The council work is just phase one of the plans for GB Renewable Energy.
The new firm aims to also provide private home owners across the region with free electricity for 25 years and also to extend the service to other councils.
GB Renewable Energy has also set its sights on air-source and ground-source heat pumps, biomass boilers and combined heat and power, where its has already established a track record of work. This service will be rolled out to both councils and consumers.
GB plans to help council’s to meet the ‘green’ objectives set by both Government.

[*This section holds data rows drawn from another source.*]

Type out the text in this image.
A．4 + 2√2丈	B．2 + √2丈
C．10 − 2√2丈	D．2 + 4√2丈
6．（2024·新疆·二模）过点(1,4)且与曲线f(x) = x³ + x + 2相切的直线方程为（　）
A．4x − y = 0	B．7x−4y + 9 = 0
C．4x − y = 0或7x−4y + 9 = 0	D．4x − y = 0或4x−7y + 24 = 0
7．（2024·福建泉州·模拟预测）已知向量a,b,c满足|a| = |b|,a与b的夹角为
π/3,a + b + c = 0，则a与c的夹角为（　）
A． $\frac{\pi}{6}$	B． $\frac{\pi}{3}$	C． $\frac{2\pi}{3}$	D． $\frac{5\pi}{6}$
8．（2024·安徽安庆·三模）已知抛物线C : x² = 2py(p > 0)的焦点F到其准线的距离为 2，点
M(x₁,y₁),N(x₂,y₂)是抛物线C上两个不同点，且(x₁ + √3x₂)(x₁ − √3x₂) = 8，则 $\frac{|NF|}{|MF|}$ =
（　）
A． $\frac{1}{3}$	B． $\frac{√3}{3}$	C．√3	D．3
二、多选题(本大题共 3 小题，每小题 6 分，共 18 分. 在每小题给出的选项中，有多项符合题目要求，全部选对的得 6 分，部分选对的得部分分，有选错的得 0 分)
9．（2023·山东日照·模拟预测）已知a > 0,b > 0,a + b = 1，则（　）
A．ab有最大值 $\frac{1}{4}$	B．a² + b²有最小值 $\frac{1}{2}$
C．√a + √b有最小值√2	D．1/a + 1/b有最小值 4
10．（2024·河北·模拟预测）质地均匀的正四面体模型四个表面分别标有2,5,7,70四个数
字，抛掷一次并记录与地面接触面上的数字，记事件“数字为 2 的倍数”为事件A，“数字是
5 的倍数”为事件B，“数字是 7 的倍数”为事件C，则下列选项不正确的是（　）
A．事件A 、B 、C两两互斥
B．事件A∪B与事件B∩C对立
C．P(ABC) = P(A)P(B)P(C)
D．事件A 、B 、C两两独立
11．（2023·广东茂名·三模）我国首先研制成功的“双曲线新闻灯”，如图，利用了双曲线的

The firm said its proposition to homeowners would make it affordable for them to benefit from solar heated hot water and other renewable forms of heating and insulation, increasing the value of their homes and reducing the cost of their utility bills.
Martin Smout, chairman and chief executive of GB Group said: “Councils will have higher targets to look at the efficiency ratings of their buildings and we believe that homeowners will see increasing incentives to help them afford the changes needed to their properties to help them make the switch from traditional fuels to renewable.”
Smout added: “At the same time as the renewable agenda becomes ever more urgent, the credit crunch made us examine what we were doing as a company, how we were operating and where the opportunities of the future lay.
“Within the GB Group we have worked on a number of high profile environmental schemes such as Bradford Sustainable Student Village, which is the first BREEAM Outstanding multi-residential scheme in the country, and therefore have in-depth knowledge of renewable solutions in-house.
“Launching GB Renewable Energy therefore makes perfect sense both from an environmental and a business point of view.”